Hot Docs 2019 Review: Campo

by Andrew Parker

Existing in the space between philosophy and art, Portuguese filmmaker Tiago Hespanha’s heady and striking documentary Campo is a rigorous look at ritualism, the indifference and boredom it breeds, and our perpetually tenuous place in the universe.

Campo finds Hespanha visiting the Alcochete Firing Range just outside of Lisbon; a place of many natural wonders that also happens to be the largest military base in Europe and one of the home bases for Portugal’s Air Force. While soldiers in training go about their sometimes monotonous, sometimes dangerous daily duties, the natural world around them remains unchanged, and even thriving in some respects. Through his observations and the grafting of classic mythologies and philosophies over the images, Hespanha looks at the duality of the word “campo,” which in Latin represents both a place for soldiers to fight upon and the area where animals graze and raise their young.

Campo sounds precisely like the kind of free-thinking exercise that could very quickly lose whatever threads it was trying to weave, but Hespanha’s execution is flawless. Hespanha’s images are stunning (paratroopers falling through the skies like dandelion seeds, sheep in a foggy pasture, teeming beehives buzzing with activity while their keeper drones on about his duties in cataloguing them), and all of them link up nicely with the film’s ideas about nature’s indifference towards humanity and our inability at times to discern reality from fiction.
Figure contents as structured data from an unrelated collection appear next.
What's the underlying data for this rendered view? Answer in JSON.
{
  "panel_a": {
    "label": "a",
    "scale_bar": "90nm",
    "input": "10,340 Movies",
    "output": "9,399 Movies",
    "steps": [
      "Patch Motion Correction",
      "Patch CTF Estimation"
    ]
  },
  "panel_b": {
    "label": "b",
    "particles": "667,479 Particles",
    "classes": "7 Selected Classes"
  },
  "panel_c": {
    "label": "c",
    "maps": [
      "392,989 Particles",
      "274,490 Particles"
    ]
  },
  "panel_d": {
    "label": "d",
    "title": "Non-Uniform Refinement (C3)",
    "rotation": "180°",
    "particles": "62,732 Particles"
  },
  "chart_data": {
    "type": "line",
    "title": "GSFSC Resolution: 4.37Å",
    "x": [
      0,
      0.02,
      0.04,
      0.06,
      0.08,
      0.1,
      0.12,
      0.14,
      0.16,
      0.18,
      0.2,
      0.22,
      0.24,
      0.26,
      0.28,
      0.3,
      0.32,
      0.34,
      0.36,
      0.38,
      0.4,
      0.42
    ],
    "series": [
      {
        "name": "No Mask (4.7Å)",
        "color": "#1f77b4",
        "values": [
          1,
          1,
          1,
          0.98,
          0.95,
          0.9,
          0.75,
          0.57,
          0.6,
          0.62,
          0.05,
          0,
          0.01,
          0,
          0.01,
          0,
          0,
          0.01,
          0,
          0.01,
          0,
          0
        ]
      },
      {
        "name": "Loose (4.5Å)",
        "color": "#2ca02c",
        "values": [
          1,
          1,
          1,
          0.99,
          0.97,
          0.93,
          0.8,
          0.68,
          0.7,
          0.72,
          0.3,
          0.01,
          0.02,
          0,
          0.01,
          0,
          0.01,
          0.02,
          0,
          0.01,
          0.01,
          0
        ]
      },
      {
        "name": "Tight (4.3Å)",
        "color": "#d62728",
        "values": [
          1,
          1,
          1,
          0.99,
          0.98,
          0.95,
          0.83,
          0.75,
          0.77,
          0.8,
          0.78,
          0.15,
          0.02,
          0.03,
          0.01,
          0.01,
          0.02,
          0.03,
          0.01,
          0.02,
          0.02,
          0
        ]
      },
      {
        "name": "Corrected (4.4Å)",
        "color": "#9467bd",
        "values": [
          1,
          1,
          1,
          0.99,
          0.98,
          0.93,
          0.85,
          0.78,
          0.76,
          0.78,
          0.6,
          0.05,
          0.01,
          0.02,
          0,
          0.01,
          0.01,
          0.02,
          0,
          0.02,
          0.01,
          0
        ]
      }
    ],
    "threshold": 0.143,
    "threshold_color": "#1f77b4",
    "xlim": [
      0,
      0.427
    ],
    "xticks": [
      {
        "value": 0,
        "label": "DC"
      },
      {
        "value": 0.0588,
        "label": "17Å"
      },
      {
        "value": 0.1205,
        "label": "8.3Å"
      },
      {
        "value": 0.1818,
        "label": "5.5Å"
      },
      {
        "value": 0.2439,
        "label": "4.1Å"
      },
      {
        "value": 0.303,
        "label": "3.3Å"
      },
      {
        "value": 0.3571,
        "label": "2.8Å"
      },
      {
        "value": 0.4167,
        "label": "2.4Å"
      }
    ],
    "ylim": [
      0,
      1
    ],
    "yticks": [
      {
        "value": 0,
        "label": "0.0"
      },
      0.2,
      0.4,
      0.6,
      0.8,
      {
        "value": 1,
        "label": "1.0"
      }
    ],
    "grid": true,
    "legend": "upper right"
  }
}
Even moments of life and death – both human and animal – are treated with a certain amount of distance, not from Hespanha, but from nature and humanity alike. Hespanha also allows for some of the soldiers and people he meets along the way (including a birdwatcher and a budding piano prodigy) to share their own philosophies, enriching the experience of Campo even further and even making room for a thoughtful subtext regarding the ways we communicate with nature and each other..

Campo is an intellectually fascinating bit of work that seems to support the idea that living creatures were created only because the gods got bored. It’s a near perfect blend of romanticism and fatalism that will make like-minded viewers look at the world around them in new and exciting ways.